Select a product to load available versions from GitHub
Paste release notes from two versions to compare
How It Works
Pick a Product
Choose a product and version range to auto-fetch release notes from GitHub, or switch to paste mode to compare any technology manually.
Automatic Classification
Each change is categorized using keyword matching into breaking changes, new features, deprecations, bug fixes, performance, security, and other.
Risk Assessment
Get an instant risk level (low, medium, high) based on breaking changes and deprecations, plus a TL;DR of the most impactful items.
FAQ
Are my release notes sent anywhere?
No. Everything is parsed and categorized in your browser using JavaScript. Your text never leaves your device.

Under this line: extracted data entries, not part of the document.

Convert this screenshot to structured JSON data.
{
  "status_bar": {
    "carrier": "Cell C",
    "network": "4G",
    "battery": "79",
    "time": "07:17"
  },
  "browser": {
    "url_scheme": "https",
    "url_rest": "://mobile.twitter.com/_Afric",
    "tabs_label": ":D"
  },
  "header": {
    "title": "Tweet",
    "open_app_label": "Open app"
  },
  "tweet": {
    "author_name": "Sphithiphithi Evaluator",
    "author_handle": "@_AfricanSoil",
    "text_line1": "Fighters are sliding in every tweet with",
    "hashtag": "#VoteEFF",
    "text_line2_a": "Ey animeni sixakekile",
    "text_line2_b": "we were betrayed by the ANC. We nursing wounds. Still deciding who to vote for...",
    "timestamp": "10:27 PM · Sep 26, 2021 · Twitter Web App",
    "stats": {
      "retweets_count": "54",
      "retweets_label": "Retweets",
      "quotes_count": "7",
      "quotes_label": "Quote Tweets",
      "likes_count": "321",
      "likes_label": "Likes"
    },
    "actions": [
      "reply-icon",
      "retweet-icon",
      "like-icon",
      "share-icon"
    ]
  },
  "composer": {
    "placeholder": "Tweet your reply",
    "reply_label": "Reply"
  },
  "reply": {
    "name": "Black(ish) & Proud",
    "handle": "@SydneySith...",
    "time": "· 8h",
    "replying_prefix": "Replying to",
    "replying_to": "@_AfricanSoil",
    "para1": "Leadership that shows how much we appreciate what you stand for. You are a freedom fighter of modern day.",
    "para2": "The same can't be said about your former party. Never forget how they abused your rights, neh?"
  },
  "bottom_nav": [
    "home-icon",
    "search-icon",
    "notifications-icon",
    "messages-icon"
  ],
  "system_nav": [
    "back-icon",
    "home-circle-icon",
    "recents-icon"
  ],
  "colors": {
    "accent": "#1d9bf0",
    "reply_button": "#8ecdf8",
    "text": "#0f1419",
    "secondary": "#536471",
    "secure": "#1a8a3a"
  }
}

How are changes categorized?
Each line or bullet point is matched against keyword patterns. For example, lines containing "breaking", "removed", or "incompatible" are classified as Breaking Changes. Lines with "added", "new", or "feature" become New Features. The tool checks for security, performance, deprecation, and bug fix keywords before falling back to "Other".

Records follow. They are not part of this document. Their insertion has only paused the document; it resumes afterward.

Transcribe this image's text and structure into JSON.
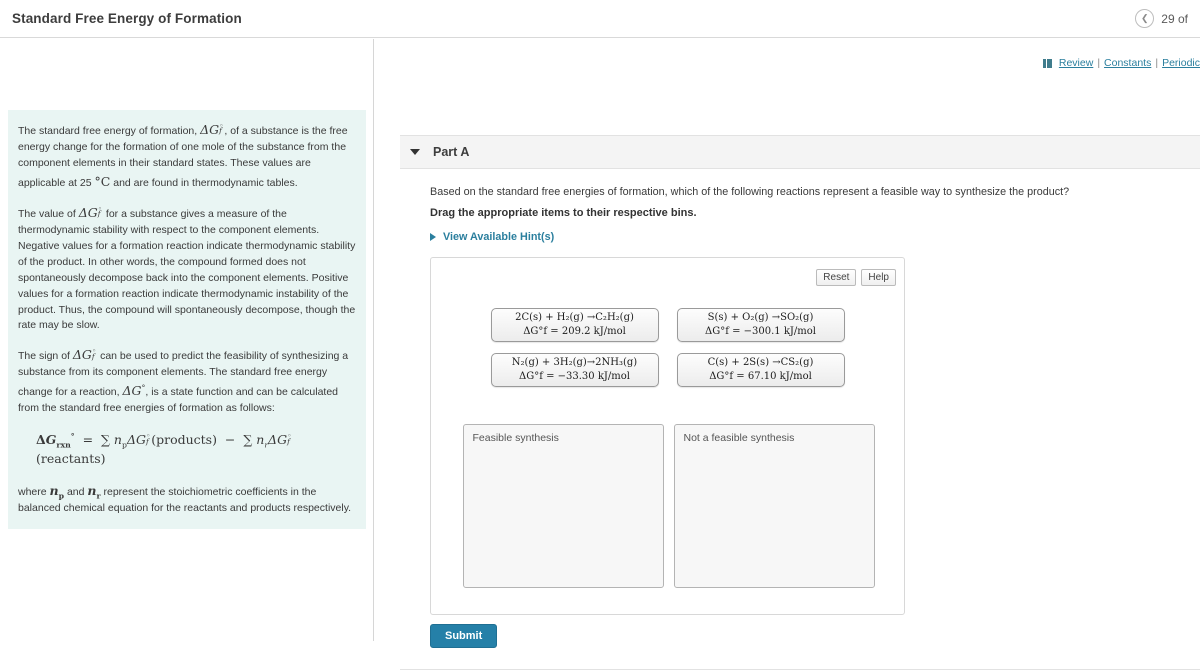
{
  "topbar": {
    "title": "Standard Free Energy of Formation",
    "prev_icon": "chevron-left-icon",
    "pager_text": "29 of"
  },
  "toolbar": {
    "review_label": "Review",
    "constants_label": "Constants",
    "periodic_label": "Periodic",
    "separator": "|",
    "book_icon": "book-icon"
  },
  "sidebar": {
    "paragraphs": [
      "The standard free energy of formation, @DGf@, of a substance is the free energy change for the formation of one mole of the substance from the component elements in their standard states. These values are applicable at 25 @degC@ and are found in thermodynamic tables.",
      "The value of @DGf@ for a substance gives a measure of the thermodynamic stability with respect to the component elements. Negative values for a formation reaction indicate thermodynamic stability of the product. In other words, the compound formed does not spontaneously decompose back into the component elements. Positive values for a formation reaction indicate thermodynamic instability of the product. Thus, the compound will spontaneously decompose, though the rate may be slow.",
      "The sign of @DGf@ can be used to predict the feasibility of synthesizing a substance from its component elements. The standard free energy change for a reaction, @DGo@, is a state function and can be calculated from the standard free energies of formation as follows:"
    ],
    "p1_a": "The standard free energy of formation, ",
    "p1_b": ", of a substance is the free energy change for the formation of one mole of the substance from the component elements in their standard states. These values are applicable at 25 ",
    "p1_c": " and are found in thermodynamic tables.",
    "p2_a": "The value of ",
    "p2_b": " for a substance gives a measure of the thermodynamic stability with respect to the component elements. Negative values for a formation reaction indicate thermodynamic stability of the product. In other words, the compound formed does not spontaneously decompose back into the component elements. Positive values for a formation reaction indicate thermodynamic instability of the product. Thus, the compound will spontaneously decompose, though the rate may be slow.",
    "p3_a": "The sign of ",
    "p3_b": " can be used to predict the feasibility of synthesizing a substance from its component elements. The standard free energy change for a reaction, ",
    "p3_c": ", is a state function and can be calculated from the standard free energies of formation as follows:",
    "equation": "ΔG°rxn = Σ np ΔG°f(products) − Σ nr ΔG°f(reactants)",
    "p4_a": "where ",
    "p4_b": " and ",
    "p4_c": " represent the stoichiometric coefficients in the balanced chemical equation for the reactants and products respectively."
  },
  "part": {
    "collapse_icon": "triangle-down-icon",
    "label": "Part A",
    "question": "Based on the standard free energies of formation, which of the following reactions represent a feasible way to synthesize the product?",
    "instruction": "Drag the appropriate items to their respective bins.",
    "hint_icon": "triangle-right-icon",
    "hint_label": "View Available Hint(s)"
  },
  "answer_area": {
    "reset_label": "Reset",
    "help_label": "Help",
    "tiles": [
      {
        "id": "tile-c2h2",
        "equation": "2C(s) + H₂(g) →C₂H₂(g)",
        "delta_g": "ΔG°f = 209.2 kJ/mol",
        "value": 209.2,
        "unit": "kJ/mol"
      },
      {
        "id": "tile-so2",
        "equation": "S(s) + O₂(g) →SO₂(g)",
        "delta_g": "ΔG°f = −300.1 kJ/mol",
        "value": -300.1,
        "unit": "kJ/mol"
      },
      {
        "id": "tile-nh3",
        "equation": "N₂(g) + 3H₂(g)→2NH₃(g)",
        "delta_g": "ΔG°f = −33.30 kJ/mol",
        "value": -33.3,
        "unit": "kJ/mol"
      },
      {
        "id": "tile-cs2",
        "equation": "C(s) + 2S(s) →CS₂(g)",
        "delta_g": "ΔG°f = 67.10 kJ/mol",
        "value": 67.1,
        "unit": "kJ/mol"
      }
    ],
    "bins": [
      {
        "id": "bin-feasible",
        "label": "Feasible synthesis",
        "items": []
      },
      {
        "id": "bin-not-feasible",
        "label": "Not a feasible synthesis",
        "items": []
      }
    ]
  },
  "footer": {
    "submit_label": "Submit"
  },
  "colors": {
    "accent_link": "#2b7f9e",
    "submit_bg": "#2580a8",
    "sidebar_card_bg": "#e9f5f3",
    "part_header_bg": "#f4f4f4"
  }
}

How is the risk level calculated?
High risk means more than 3 breaking changes plus at least one deprecation. Medium risk means 1–3 breaking changes. Low risk means no breaking changes were detected. The risk level is calculated from the new version notes only.

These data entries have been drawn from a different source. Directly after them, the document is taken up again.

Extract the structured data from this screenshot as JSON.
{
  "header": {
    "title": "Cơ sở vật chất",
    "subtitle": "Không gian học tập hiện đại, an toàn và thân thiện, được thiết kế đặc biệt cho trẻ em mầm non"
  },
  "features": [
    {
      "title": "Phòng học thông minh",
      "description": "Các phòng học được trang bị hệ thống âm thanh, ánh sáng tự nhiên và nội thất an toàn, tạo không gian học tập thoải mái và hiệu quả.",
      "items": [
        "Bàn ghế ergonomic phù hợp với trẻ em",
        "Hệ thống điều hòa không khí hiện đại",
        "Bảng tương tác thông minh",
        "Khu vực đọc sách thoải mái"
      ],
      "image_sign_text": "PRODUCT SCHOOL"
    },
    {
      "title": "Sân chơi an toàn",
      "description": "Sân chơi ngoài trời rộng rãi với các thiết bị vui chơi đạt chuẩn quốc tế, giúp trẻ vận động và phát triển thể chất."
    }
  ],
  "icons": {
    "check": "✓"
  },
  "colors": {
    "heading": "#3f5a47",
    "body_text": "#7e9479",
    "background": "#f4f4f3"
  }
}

What format should the release notes be in?
Any format works — bullet points, numbered lists, plain text, or Markdown. The tool splits on line breaks and strips common list prefixes (-, *, numbers) before classifying each item. Copy-paste directly from GitHub releases, changelogs, or documentation.
How does auto-fetch work?
Auto-fetch uses the public GitHub API to pull release notes directly from a project’s GitHub Releases (or tags). No authentication is needed, but GitHub allows 60 requests per hour for unauthenticated calls. If you hit the rate limit, switch to paste mode.